31. Затишье, сыро и тепло…
В подвале анфиладой комнаты, есть северный вход и южный вход. Здесь все интересно — крупными горбами земляной пол, обитые жестью тяжелые двери, никогда не закрываются… толстые трубы с холодной и горячей водой, огромные темные помещения, запахи земли, тухлой воды, кошачьей мочи и застарелой, окаменевшей грязи. Любимые мной запахи — запустения, одиночества и безопасности… Но вот что привлекает меня больше всего — отдельная небольшая комнатка, всегда запертая, теплая и темная, с одним окном. Через это окошко с улицы видно, как там хорошо, — много хлама, старые полки, на которых можно устроить котов десять… большой подоконник… Таких мест мало. Здесь можно было бы жить, ведь для жизни необходимо тепло! Наверху гораздо холодней, хотя, может, и чище, но я чистоту в гробу видал, если мороз по коже… Говорю своим, показывая на окошко — «вот бы где вам жить…» А они не хотят. Сунутся внутрь, посидят немного в тишине и тепле, и убегают. Я стал думать, в чем тут дело… И догадался, в чем изъян — в безопасности! Если тебя в той комнате застанут, то некуда бежать — дверь-то заперта, а окно одно. Безопасность важней даже тепла… Так что я не совсем безнадежный кот.
Продолжается затишье, сыро и тепло, листва буреет, чернеет… Утром собрались все, была одна рыбка, свежая, но минтай, поделил ее на шесть частей — к хвосту куски подлинней, к голове короче, зато толще. Не успел оглянуться, как Люська выхватила кусок у Стива, тот возмущенно смотрит на меня, подхватил Алисин кусок и не разжевывая проглотил. Но для Алисы у меня всегда в запасе… Клаус, успешно одолев свой кус, принялся подкрадываться к другим. К Максу не успел и приблизиться, тот его исплевал и протянул когтистую лапу, отстраняя. Ничего не поделаешь, мое это мое, и тот, кто покушается, всегда слабей и неуверенней, если не совсем сволочь. Тогда Клаус не спеша подваливает к Хрюше, знает, у кого шалят нервишки.

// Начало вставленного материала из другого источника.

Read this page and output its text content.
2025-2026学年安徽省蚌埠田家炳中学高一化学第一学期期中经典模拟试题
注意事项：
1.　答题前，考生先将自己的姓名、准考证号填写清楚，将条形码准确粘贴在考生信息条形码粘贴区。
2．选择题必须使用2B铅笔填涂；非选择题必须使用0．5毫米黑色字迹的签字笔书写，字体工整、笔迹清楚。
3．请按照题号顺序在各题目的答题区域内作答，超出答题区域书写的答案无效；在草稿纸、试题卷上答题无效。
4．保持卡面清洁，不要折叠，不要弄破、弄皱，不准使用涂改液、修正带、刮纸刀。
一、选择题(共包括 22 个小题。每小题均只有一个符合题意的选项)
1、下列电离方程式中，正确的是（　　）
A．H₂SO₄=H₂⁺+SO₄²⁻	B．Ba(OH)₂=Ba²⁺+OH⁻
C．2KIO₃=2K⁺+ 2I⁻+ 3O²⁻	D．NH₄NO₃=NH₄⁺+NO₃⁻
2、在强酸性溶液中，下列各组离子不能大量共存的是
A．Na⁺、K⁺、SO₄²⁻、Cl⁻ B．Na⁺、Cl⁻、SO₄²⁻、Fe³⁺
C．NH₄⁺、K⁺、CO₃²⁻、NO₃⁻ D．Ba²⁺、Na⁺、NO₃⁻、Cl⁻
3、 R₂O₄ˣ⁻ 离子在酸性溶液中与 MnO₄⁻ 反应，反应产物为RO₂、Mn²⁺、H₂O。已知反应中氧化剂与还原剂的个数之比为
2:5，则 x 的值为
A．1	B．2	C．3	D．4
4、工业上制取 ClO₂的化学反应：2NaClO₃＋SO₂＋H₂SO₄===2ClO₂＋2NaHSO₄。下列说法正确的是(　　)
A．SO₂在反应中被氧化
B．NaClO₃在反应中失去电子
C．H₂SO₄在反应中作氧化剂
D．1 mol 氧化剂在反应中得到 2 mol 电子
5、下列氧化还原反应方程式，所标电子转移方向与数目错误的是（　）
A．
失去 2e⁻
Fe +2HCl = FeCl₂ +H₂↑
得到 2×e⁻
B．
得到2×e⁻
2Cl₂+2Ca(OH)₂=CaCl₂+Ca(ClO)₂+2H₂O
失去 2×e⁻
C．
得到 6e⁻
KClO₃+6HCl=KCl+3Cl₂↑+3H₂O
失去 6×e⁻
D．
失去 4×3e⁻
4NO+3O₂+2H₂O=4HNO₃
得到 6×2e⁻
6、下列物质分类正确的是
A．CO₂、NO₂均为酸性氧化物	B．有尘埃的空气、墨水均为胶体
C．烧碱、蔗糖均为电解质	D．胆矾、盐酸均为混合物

Но тут уж я начеку, сказал захватчику несколько нужных слов, хоть он мне и друг, но справедливость дороже. Он отступился, но полез к Люське, к Стиву… а там уже чисто, даже пол вылизан! Он обиделся, не дали украсть, но сделал вид, что ковыряет в зубах.
Как он смешно лезет, чтобы ограбить, Клаус — на полусогнутых, уши прижаты… А если самого обидят, он с возмущением ко мне, белый ус при этом смешно топорщится. Макс правил не знает, может залепить оплеуху и кошке. Хрюша громко возмущается, а сам отбежит, если я далеко. А если рядом — подскочит боком к обидчику, выгнет спину… конек-горбунок… Если же дело дойдет до серьезной драки, то главный снова Клаус. Он лукавый, завистливый, хитрый, но умный, очень опытный, и уверен в своих силах… а если проиграл, то не признается. Стив странник по натуре и не понимает тех, кто привязан к своему двору. Они с Клаусом примерно одинаковы по силе и никогда не сталкиваются.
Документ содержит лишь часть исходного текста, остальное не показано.